Nearly all downstream trading locations registered higher prices as consumption increased over the week. The Northeast, hit simultaneously with record-high temperatures, pipeline maintenance, and nuclear outages, saw prices at some locations more than triple. Spot prices at the Algonquin Citygate for delivery into Boston, which began the week at $2.50 per MMBtu, surged from $3.25 per MMBtu on Monday to $7.00 per MMBtu on Tuesday and finished the week up $6.37 per MMBTU (254.8 percent), closing at $8.87 per MMBtu yesterday. Spot prices at Transcontinental Pipeline’s Zone 6 trading point for delivery into New York City, which started the week at $2.33 per MMBtu, gained $1.78 per MMBtu over the week to close yesterday at $4.11 per MMBtu (up 76.4 percent). The Chicago citygate spot price was more in line with the Henry Hub price, registering a 45-cent per MMBtu price gain (from $2.20 per MMBtu last Wednesday) and ending the week at $2.65 per MMBtu (up 20.5 percent).
Total domestic consumption increased over the week, led by the Northeast. According to estimates from Bentek, domestic natural gas consumption increased by 2.3 percent from last week. The increase was attributed primarily to a 7.1 percent increase in natural gas consumption for power generation, with natural gas consumption in the industrial and residential/commercial sectors down 0.9 and 5.0 percent, respectively. With temperatures in the 100-degree range hitting parts of the Northeast on Tuesday and Wednesday, natural gas used for power burn in this region increased significantly, gaining 47.2 percent between Monday and yesterday. All regions of the country posted power burn increases over the reporting period, but the Northeast increase was by far the largest volumetrically.
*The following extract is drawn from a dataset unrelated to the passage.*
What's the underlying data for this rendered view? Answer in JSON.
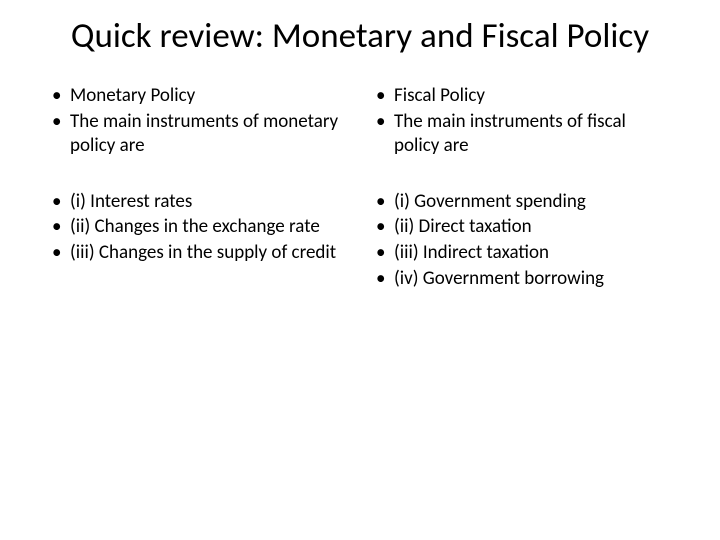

Total supply was up slightly for the week, due to higher domestic dry gas production. According to Bentek estimates, the week’s average total natural gas supply increased by 1.0 percent from last week’s level, led by a 0.9 percent increase in dry gas production. Dry gas production averaged 63.9 Bcf per day, 3.9 percent above this time last year. Despite a 37.6 percent increase in imports from Canada into the Northeast, overall imports from Canada were down 1.0 percent for the week, averaging 6.0 Bcf per day over the period. Imports from Canada stand 28.2 percent above year-ago volumes for the same week. There was a 55.6 increase in liquefied natural gas (LNG) supply during the week, with sendout averaging 368 million cubic feet (MMcf) per day. Sendout volumes remain 62.4 percent below year-ago levels.